Submitted to: American Society for Virology Meeting
Publication Type: Abstract only
Publication Acceptance Date: 5/1/2003
Publication Date: 7/10/2003
Citation: Seal, B.S. 2003. Nucleotide and predicted amino acid sequence analysis of the fusion protein and hemagglutinin-neuraminidase protein genes among recent newcastle disease virus (ndv) isolates. phylogenetic ...attachment glycoprotein sequences.. American Society for Virology Meeting. Interpretive Summary:
Technical Abstract: Avian paramyxovirus type 1 (APMV-1), commonly referred to as Newcastle disease virus (NDV), can infect all orders of birds examined. The virus is a member of the order Mononegalovirales in the family Paramyxoviridae which is divided into two subfamilies, the Paramyxovirinae and the Pneumovirinae. During 1993 the International Committee on the Taxonomy of Viruses rearranged the order of the paramyxoviruses and placed NDV within the Rubulavirus genus, while more recently NDV has been designated an Avulavirus.
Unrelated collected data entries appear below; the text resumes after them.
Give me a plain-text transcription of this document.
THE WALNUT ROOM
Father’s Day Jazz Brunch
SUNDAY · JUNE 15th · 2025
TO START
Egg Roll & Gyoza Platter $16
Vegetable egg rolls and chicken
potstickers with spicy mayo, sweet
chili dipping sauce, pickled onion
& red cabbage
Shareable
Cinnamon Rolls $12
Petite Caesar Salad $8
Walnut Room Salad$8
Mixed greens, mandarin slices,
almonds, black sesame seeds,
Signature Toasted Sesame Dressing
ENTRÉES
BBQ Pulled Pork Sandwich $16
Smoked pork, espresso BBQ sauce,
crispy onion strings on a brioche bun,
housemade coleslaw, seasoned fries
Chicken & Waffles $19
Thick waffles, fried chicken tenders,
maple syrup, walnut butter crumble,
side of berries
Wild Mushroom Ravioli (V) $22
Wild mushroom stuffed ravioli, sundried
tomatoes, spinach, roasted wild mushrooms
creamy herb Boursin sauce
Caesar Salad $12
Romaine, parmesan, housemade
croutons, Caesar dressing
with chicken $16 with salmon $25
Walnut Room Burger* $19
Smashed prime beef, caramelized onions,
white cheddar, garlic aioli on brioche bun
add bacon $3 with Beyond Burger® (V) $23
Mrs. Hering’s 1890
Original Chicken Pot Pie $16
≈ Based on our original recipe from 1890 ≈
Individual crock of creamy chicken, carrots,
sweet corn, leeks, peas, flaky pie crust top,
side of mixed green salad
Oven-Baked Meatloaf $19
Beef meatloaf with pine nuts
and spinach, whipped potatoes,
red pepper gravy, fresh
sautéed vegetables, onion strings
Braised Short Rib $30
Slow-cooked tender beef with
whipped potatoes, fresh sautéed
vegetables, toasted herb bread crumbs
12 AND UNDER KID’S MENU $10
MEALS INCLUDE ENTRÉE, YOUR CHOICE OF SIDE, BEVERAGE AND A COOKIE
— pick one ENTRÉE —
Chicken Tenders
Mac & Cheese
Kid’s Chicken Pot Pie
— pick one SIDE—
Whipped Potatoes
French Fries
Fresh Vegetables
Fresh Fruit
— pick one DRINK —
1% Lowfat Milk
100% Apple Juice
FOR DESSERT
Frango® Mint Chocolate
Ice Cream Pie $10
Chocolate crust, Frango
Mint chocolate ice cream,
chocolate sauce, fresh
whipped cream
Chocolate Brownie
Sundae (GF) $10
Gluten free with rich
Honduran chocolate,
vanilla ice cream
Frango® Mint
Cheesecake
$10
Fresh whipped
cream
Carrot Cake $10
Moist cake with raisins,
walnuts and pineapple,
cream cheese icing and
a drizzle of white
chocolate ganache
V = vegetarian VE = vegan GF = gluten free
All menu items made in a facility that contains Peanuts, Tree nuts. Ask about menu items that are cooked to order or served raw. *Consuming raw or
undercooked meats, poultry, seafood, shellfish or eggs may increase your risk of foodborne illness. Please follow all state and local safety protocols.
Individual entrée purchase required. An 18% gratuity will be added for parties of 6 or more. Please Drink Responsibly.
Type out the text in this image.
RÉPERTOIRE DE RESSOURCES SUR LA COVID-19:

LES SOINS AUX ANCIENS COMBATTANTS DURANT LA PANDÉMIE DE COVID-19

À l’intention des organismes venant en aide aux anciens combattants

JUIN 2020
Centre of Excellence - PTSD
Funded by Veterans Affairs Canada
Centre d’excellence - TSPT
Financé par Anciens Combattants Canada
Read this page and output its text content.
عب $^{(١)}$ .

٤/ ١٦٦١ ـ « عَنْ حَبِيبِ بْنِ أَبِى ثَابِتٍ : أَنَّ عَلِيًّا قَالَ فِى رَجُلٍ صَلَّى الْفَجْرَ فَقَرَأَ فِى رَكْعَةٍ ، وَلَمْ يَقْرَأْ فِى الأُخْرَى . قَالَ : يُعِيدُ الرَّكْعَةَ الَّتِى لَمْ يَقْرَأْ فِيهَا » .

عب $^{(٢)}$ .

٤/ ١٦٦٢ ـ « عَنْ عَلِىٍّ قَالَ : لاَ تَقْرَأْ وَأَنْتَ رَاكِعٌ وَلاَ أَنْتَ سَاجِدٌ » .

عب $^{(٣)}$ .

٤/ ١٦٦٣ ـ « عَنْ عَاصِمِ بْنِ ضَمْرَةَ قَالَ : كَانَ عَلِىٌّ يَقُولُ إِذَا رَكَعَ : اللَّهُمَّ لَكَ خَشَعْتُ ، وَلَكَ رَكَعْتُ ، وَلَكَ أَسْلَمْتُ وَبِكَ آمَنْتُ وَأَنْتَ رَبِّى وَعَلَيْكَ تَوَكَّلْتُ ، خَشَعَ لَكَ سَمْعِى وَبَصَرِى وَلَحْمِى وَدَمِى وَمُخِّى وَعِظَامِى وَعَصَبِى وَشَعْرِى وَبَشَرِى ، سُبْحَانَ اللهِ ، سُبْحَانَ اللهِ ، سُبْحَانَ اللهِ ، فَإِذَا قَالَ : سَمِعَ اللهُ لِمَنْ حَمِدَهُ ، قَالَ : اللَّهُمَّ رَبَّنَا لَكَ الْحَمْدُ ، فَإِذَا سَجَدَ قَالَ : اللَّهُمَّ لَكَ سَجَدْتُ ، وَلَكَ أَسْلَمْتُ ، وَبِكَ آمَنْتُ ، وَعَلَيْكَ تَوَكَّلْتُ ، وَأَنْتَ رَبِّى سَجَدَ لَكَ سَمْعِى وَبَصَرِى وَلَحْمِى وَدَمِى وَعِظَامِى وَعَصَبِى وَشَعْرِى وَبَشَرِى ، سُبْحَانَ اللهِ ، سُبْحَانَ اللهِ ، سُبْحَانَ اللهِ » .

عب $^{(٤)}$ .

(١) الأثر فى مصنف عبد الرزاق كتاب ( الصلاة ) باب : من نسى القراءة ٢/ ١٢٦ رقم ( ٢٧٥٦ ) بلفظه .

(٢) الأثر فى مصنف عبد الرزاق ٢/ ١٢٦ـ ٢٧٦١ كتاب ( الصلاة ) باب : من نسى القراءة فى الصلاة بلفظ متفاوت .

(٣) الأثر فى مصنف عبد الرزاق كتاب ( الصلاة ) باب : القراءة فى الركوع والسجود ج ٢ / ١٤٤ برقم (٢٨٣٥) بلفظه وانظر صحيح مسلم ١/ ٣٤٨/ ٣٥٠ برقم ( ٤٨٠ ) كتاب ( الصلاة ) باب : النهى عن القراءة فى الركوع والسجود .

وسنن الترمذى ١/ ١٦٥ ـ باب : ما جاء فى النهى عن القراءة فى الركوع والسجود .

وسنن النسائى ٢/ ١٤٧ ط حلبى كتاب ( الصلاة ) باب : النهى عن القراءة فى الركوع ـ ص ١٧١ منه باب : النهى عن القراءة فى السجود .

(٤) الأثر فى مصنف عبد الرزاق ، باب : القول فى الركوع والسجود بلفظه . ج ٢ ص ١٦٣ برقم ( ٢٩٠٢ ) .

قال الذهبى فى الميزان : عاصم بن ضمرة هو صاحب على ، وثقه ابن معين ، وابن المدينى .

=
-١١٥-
The F protein gene was 1,792 nucleotides in length with a single ORF beginning with the AUG at residue 47 and ending at position 1705 followed by the UGA stop codon. Position of the stop codon for the F protein gene was invariant among all isolates. The HN protein gene was 2,002 nucleotides in length and most isolates had a single ORF beginning at position 92 that terminated at residue 1804 followed by a UAG stop codon. These viruses were represented by the highly virulent NDV isolates that had diverse geographic origins. Strains such as B1, LaSota, VGGA, TexasGB, BeaudetteC, Roakin, Kimber and an isolate from a Dove in Italy had an ORF from residues 92 to 1822, while isolates QV4, Ulster and D26 had an ORF from residues 92 to 1939 for the HN gene. The predicted sequence of the F protein was 553 amino acids in length for all NDV isolates with the first thirty residues being the most variable. As the ORF analysis revealed, the predicted amino acid sequence for the HN protein varied in length depending on the NDV isolate. Recent NDV isolates determined to be intermediately or highly virulent with diverse geographic origins had an HN protein of 571 predicted amino acids in length compared to the longer HN proteins from low virulence strains. Among all isolates cysteine residues and glycosylation sites were conserved. Phylogenetic analyses based on the HN of NDV isolates and other Paramyxovirinae members demonstrate that the avian paramyxoviruses segregate from other paramyxovirus types. NDV from California obtained during 2002 were most similar to viruses isolated from northern Mexico during 1996 and 2000.